FourWinds10.com - Delivering Truth Around the World
Custom Search

WikiLeaks Angry About Ex-Staff Member’s Book

Ravi Somaiya

Smaller Font Larger Font RSS 2.0

In “Inside WikiLeaks: My Time with Julian Assange at the World’s Most Dangerous Website,” the former staffer, Daniel Domscheit-Berg, a German computer scientist who was WikiLeaks’ second-in-command before falling out with Mr. Assange last summer, writes of tensions between WikiLeaks’ core members and Mr. Assange. They disagreed, he writes, over Mr. Assange’s leadership style, his paranoia — he asserts that Mr. Assange began to travel with bodyguards in late 2010 — and the way he managed WikiLeaks’ finances.

When he and other core members left WikiLeaks, he writes, they decided to take much of its leaked material and a crucial system they had worked on that allows for the secure submission of new leaks. Mr. Domscheit-Berg wrote that they took the material from Mr. Assange because “children shouldn’t play with guns.”

Though Mr. Domscheit-Berg and the other defectors have started another leaking site, OpenLeaks, he writes that he does not intend to release the material himself, but will return it when Mr. Assange “can prove that he can store the material securely and handle it carefully and responsibly.”

The excerpts emerged in leaked pages of the book, to be released officially on Friday in Germany and on Tuesday in the United States. The leaked passages were confirmed as genuine by Chloe Johnson-Hill, a spokeswoman for the book’s publisher, Random House.

In response to the extracts, a spokesman for WikiLeaks, Kristinn Hrafnsson, released a statement to Forbes magazine that said WikiLeaks “has been taking legal action” against Mr. Domscheit-Berg. The spokesman also said that Mr. Domscheit-Berg did not hold significant roles within WikiLeaks and that his assertions were “based upon limited information or malicious falsifications.” WikiLeaks accuses him of “sabotage” in relation to the submissions system.
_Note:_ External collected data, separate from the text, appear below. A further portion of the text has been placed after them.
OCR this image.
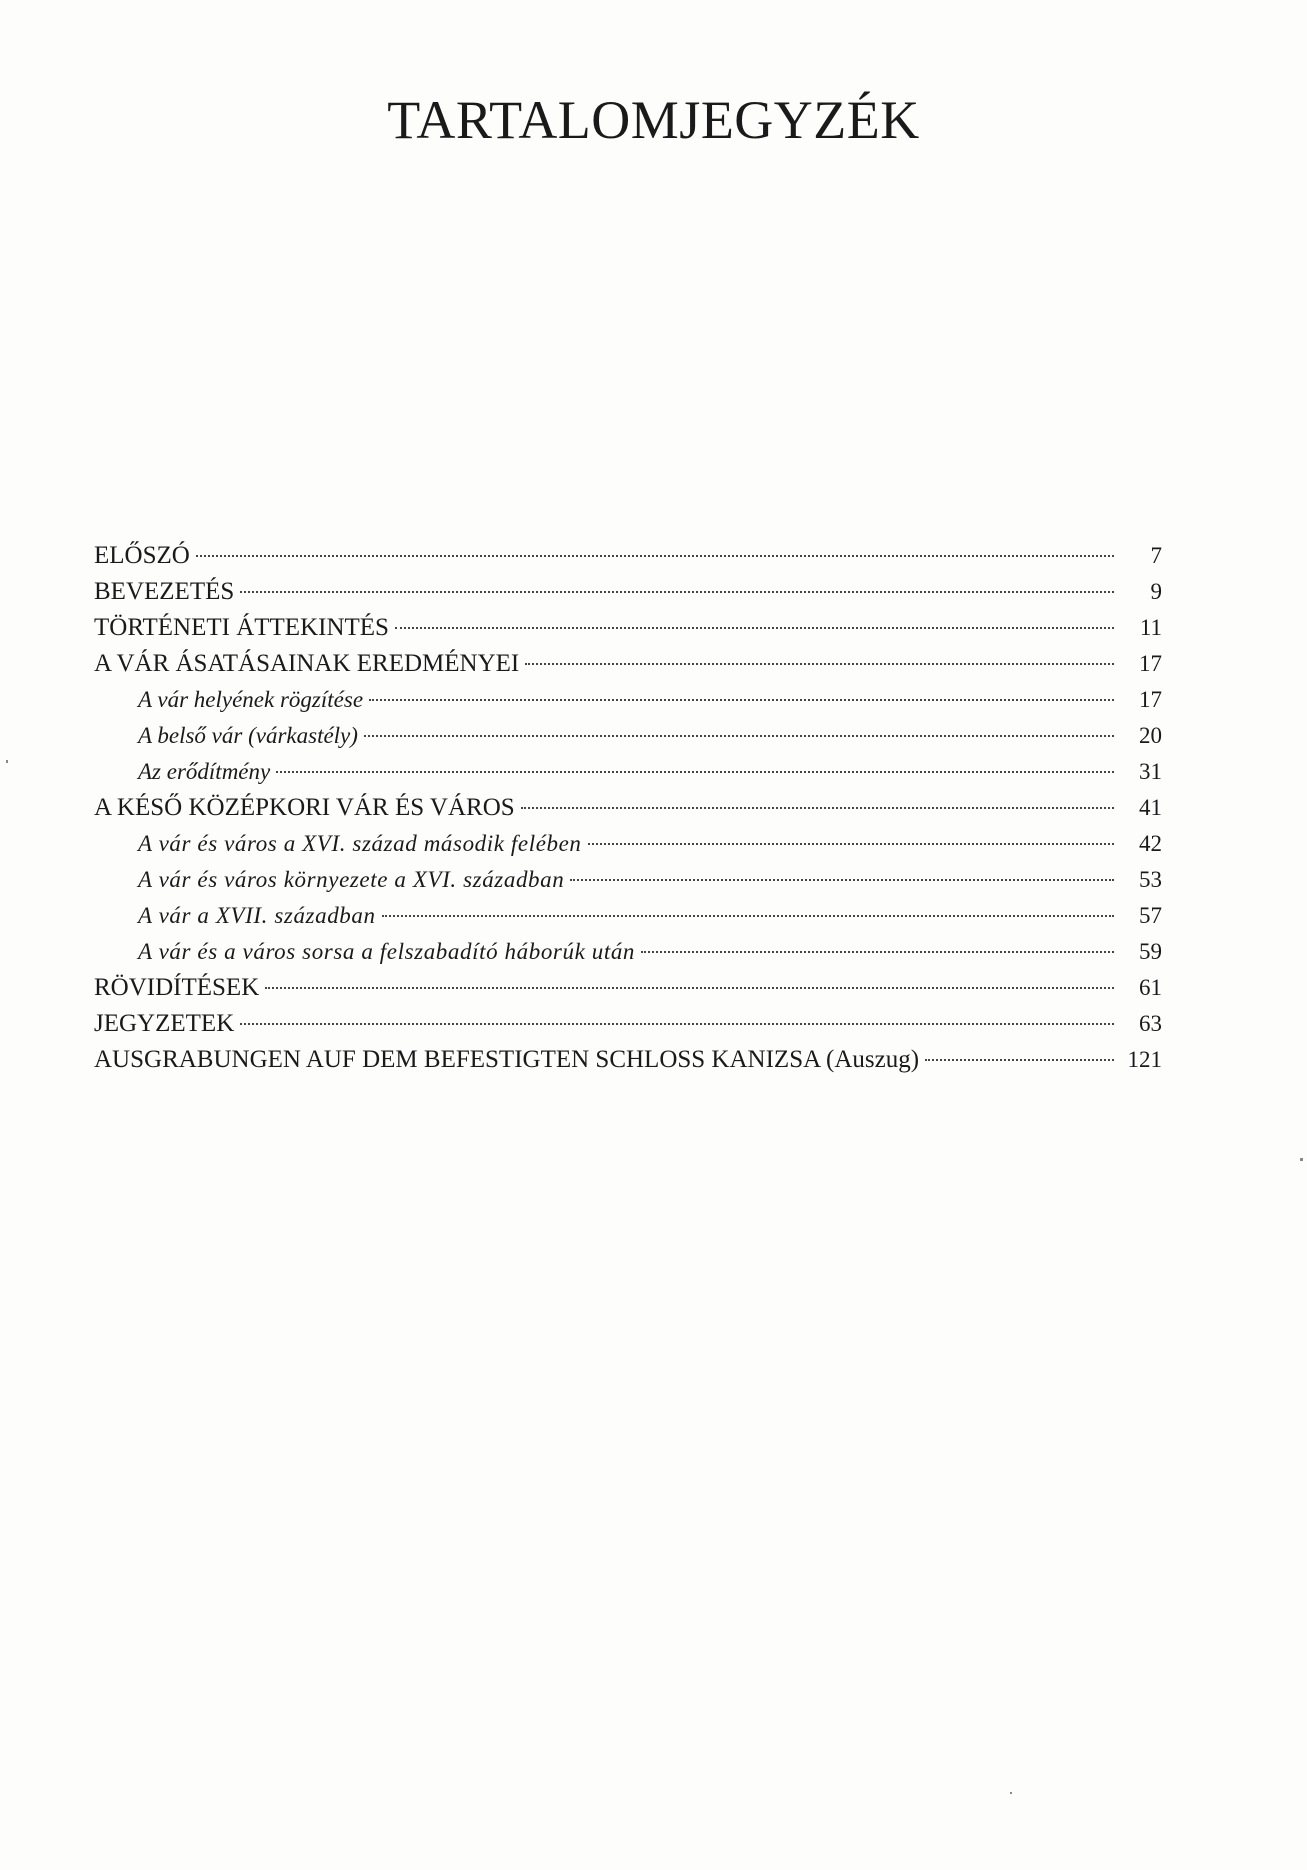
TARTALOMJEGYZÉK
ELŐSZÓ	7
BEVEZETÉS	9
TÖRTÉNETI ÁTTEKINTÉS	11
A VÁR ÁSATÁSAINAK EREDMÉNYEI	17
A vár helyének rögzítése	17
A belső vár (várkastély)	20
Az erődítmény	31
A KÉSŐ KÖZÉPKORI VÁR ÉS VÁROS	41
A vár és város a XVI. század második felében	42
A vár és város környezete a XVI. században	53
A vár a XVII. században	57
A vár és a város sorsa a felszabadító háborúk után	59
RÖVIDÍTÉSEK	61
JEGYZETEK	63
AUSGRABUNGEN AUF DEM BEFESTIGTEN SCHLOSS KANIZSA (Auszug)	121
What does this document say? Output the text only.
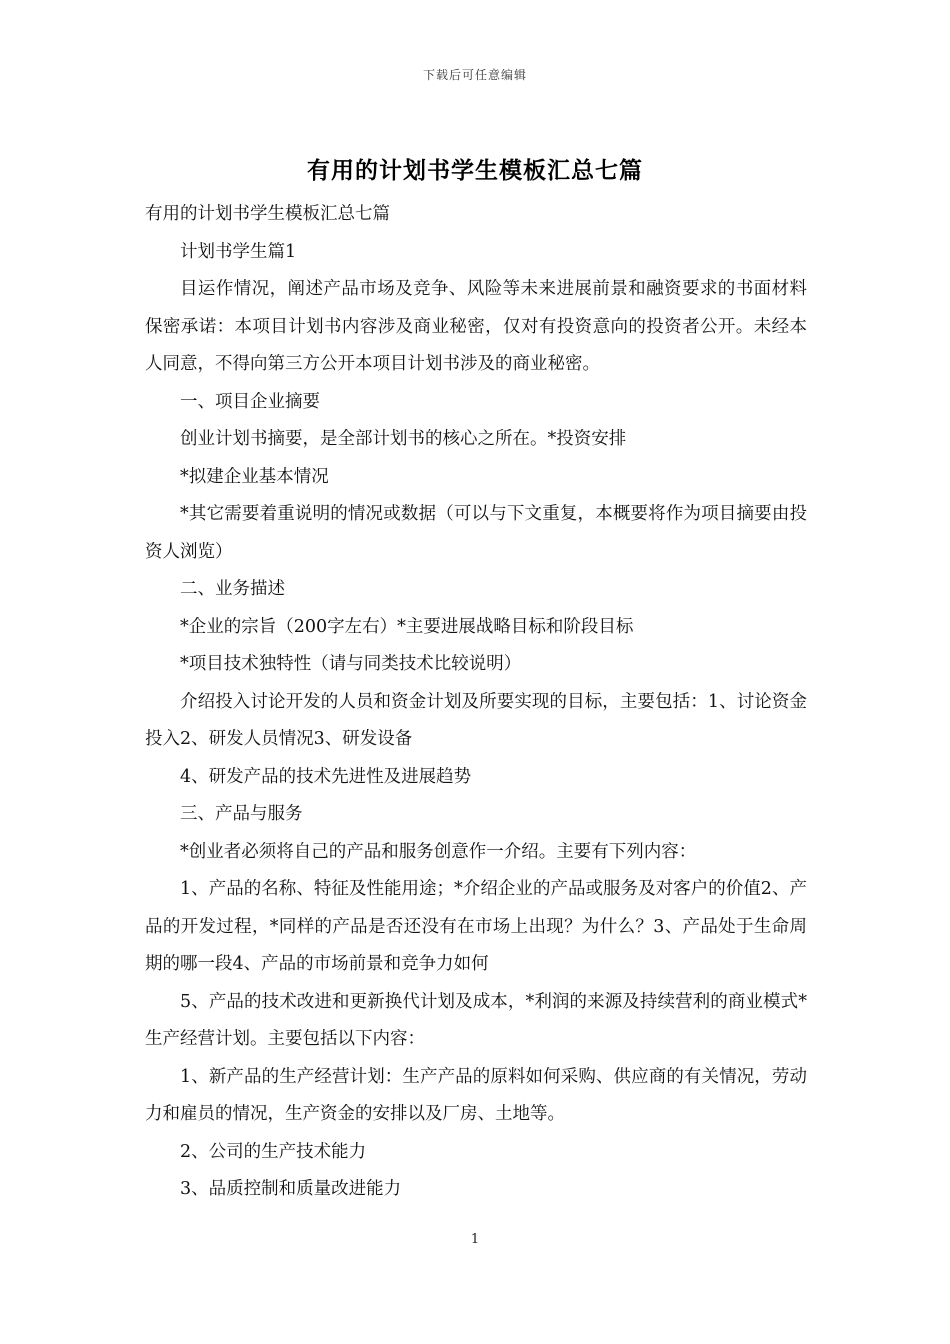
下载后可任意编辑
有用的计划书学生模板汇总七篇

有用的计划书学生模板汇总七篇

计划书学生篇1

目运作情况，阐述产品市场及竞争、风险等未来进展前景和融资要求的书面材料保密承诺：本项目计划书内容涉及商业秘密，仅对有投资意向的投资者公开。未经本人同意，不得向第三方公开本项目计划书涉及的商业秘密。

一、项目企业摘要

创业计划书摘要，是全部计划书的核心之所在。*投资安排

*拟建企业基本情况

*其它需要着重说明的情况或数据（可以与下文重复，本概要将作为项目摘要由投资人浏览）

二、业务描述

*企业的宗旨（200字左右）*主要进展战略目标和阶段目标

*项目技术独特性（请与同类技术比较说明）

介绍投入讨论开发的人员和资金计划及所要实现的目标，主要包括：1、讨论资金投入2、研发人员情况3、研发设备

4、研发产品的技术先进性及进展趋势

三、产品与服务

*创业者必须将自己的产品和服务创意作一介绍。主要有下列内容：

1、产品的名称、特征及性能用途；*介绍企业的产品或服务及对客户的价值2、产品的开发过程，*同样的产品是否还没有在市场上出现？为什么？3、产品处于生命周期的哪一段4、产品的市场前景和竞争力如何

5、产品的技术改进和更新换代计划及成本，*利润的来源及持续营利的商业模式*生产经营计划。主要包括以下内容：

1、新产品的生产经营计划：生产产品的原料如何采购、供应商的有关情况，劳动力和雇员的情况，生产资金的安排以及厂房、土地等。

2、公司的生产技术能力

3、品质控制和质量改进能力

1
Mr. Hrafnsson did not immediately respond to a request for clarification, and Mr. Assange’s British lawyer, Mark Stephens, said he was “not in a position to comment.” Mr. Domscheit-Berg confirmed that he had received a legal letter, but said it did not specify any action.

Separately, Mr. Assange will appear in a London court on Friday for the close of a hearing to determine whether he will be extradited to Sweden to face accusations of sexual misconduct made by two women there.

Mr. Assange has repeatedly denied the accusations, saying they are part of “a smear campaign” directed by unidentified forces in an effort to silence him. But extracts from Mr. Domscheit-Berg’s book are likely to be damaging on that subject. He writes that Mr. Assange boasted of fathering children around the world and that he enjoyed the idea “of lots and lots of little Julians, one on every continent.”